Sie haben einen Anhörungsbogen von der Polizei oder Bußgeldbehörde bekommen? Jetzt sind Sie sich nicht sicher, wie Sie mit dem Bogen am besten umgehen sollten?
Mit dem folgenden Beitrag wollen wir Ihnen als Betroffenem beziehungsweise Betroffener helfen, sich richtig zu verhalten.
Zunächst gilt, wie eigentlich immer im Straf- oder Ordnungswidrigkeitenrecht, der Grundsatz: „Reden ist Silber, Schweigen ist Gold.“ Denken Sie daran, Sie sind nicht dazu verpflichtet, sich selbst belasten zu müssen!
Sie haben einen Anhörungsbogen bekommen und wissen nicht, was zu tun ist? In unserem Video erklärt Rechtsanwalt Dr. Jochen Flegl, Inhaber von Flegl Rechtsanwälte, wie Sie am besten reagieren, wenn Sie einen Anhörungsbogen erhalten haben.
Mit Erhalt des Anhörungsbogens haben Sie als Betroffener – innerhalb einer Frist von einer Woche – die Gelegenheit, sich zur Sache zu äußern und sollen den Anhörungsbogen ausfüllen. Mit der Anhörung soll jedem Betroffenen „rechtliches Gehör“ im Bußgeldverfahren gewährt werden. Dieses grundrechtsgleiche Recht ist in der Verfassung, Artikel 103 Grundgesetz, verankert.
Sie können also, müssen sich aber nicht äußern. Auch müssen Sie sich als Betroffener in einem Bußgeldverfahren nie selbst belasten. Sie müssen auch nicht einer Ladung durch die Polizei Folge leisten oder der Polizei die Haustüre öffnen.
Sie wären allenfalls zu Angaben zur Person (vollständiger Name, aktuelle Anschrift, Geburtsdatum und Geburtsort) verpflichtet. Diese Angaben zur Person sind aber meist schon im Anhörungsbogen von der Behörde erfasst worden. Es führt daher zu keinen Konsequenzen oder Nachteilen, wenn Sie auf den Anhörungsbogen einfach nicht antworten beziehungsweise diesen nicht zurückschicken.
In einem Anhörungsbogen müssen Sie nur in seltenen Fällen Angaben machen!
Auf vielen „Anhörbogen-Formularen“ wird darauf hingewiesen, die Rücksendung sei eilig oder es wird zur Rücksendung binnen 8 bis 14 Tagen aufgefordert bzw. eine Wochenfrist gesetzt. Es gibt keine solche Frist, deren Versäumnis sanktioniert würde, auch wenn die Behörden hier oft so tun, als bestünde eine Verpflichtung, sich zurückzumelden. Sie können diese Frist ignorieren.

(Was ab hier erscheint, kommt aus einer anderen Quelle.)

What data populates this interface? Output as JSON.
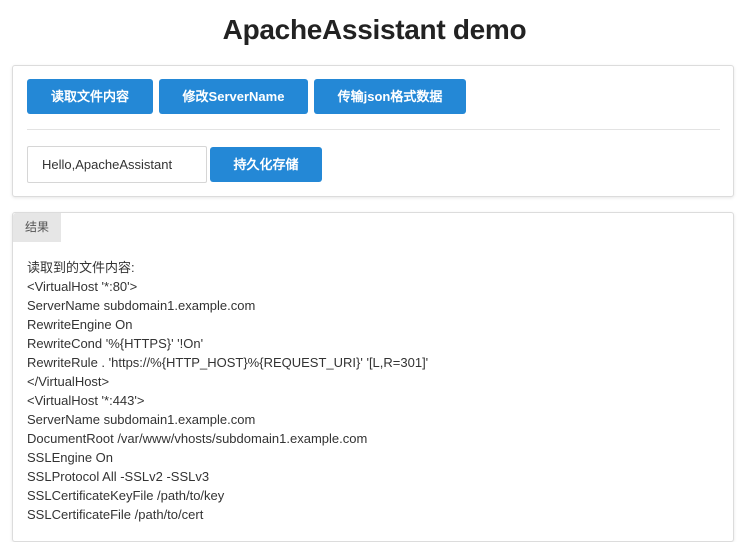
{
  "header": {
    "title": "ApacheAssistant demo"
  },
  "controls": {
    "read_button": "读取文件内容",
    "edit_button": "修改ServerName",
    "json_button": "传输json格式数据",
    "input_value": "Hello,ApacheAssistant",
    "save_button": "持久化存储"
  },
  "result": {
    "tab_label": "结果",
    "lines": [
      "读取到的文件内容:",
      "<VirtualHost '*:80'>",
      "ServerName subdomain1.example.com",
      "RewriteEngine On",
      "RewriteCond '%{HTTPS}' '!On'",
      "RewriteRule . 'https://%{HTTP_HOST}%{REQUEST_URI}' '[L,R=301]'",
      "</VirtualHost>",
      "<VirtualHost '*:443'>",
      "ServerName subdomain1.example.com",
      "DocumentRoot /var/www/vhosts/subdomain1.example.com",
      "SSLEngine On",
      "SSLProtocol All -SSLv2 -SSLv3",
      "SSLCertificateKeyFile /path/to/key",
      "SSLCertificateFile /path/to/cert"
    ]
  },
  "colors": {
    "button_primary": "#2488d6",
    "tab_background": "#e6e6e6"
  }
}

Häufig ist der Halter des Fahrzeuges ein Elternteil, das Fahrzeug wird aber von einem Kind gefahren. Dies ist die typische Variante, um als junger Fahrer in der Versicherung günstige Schadensfreiheitsrabatte quasi über die Eltern zu bekommen. Oder Halter den Familien-PKWs ist einer der Ehegatten und der andere Ehegatte ist gefahren.
Der Anhörungsbogen wird in aller Regel an den Halter übersandt.
In dieser Konstellation ist es empfehlenswert, keine Angaben zu machen, damit nicht die Ermittlungen auf das Familienmitglied gelenkt werden. Gelingt es der Behörde dann nicht, den „wahren Fahrer“ rechtzeitig zu ermitteln, besteht die Chance, dass das Verfahren nach drei Monaten verjährt.
Auch wenn bisweilen in Internetforen oder im Bekanntenkreis angeraten wird, einen Bruder, Mutter oder sonst ähnlich Aussehenden zu benennen, damit dieser die Punkte „auf seine Kappe nimmt“, weil der eigentliche Täter schon viele Punkte hat, so muss deutlich hiervor gewarnt werden!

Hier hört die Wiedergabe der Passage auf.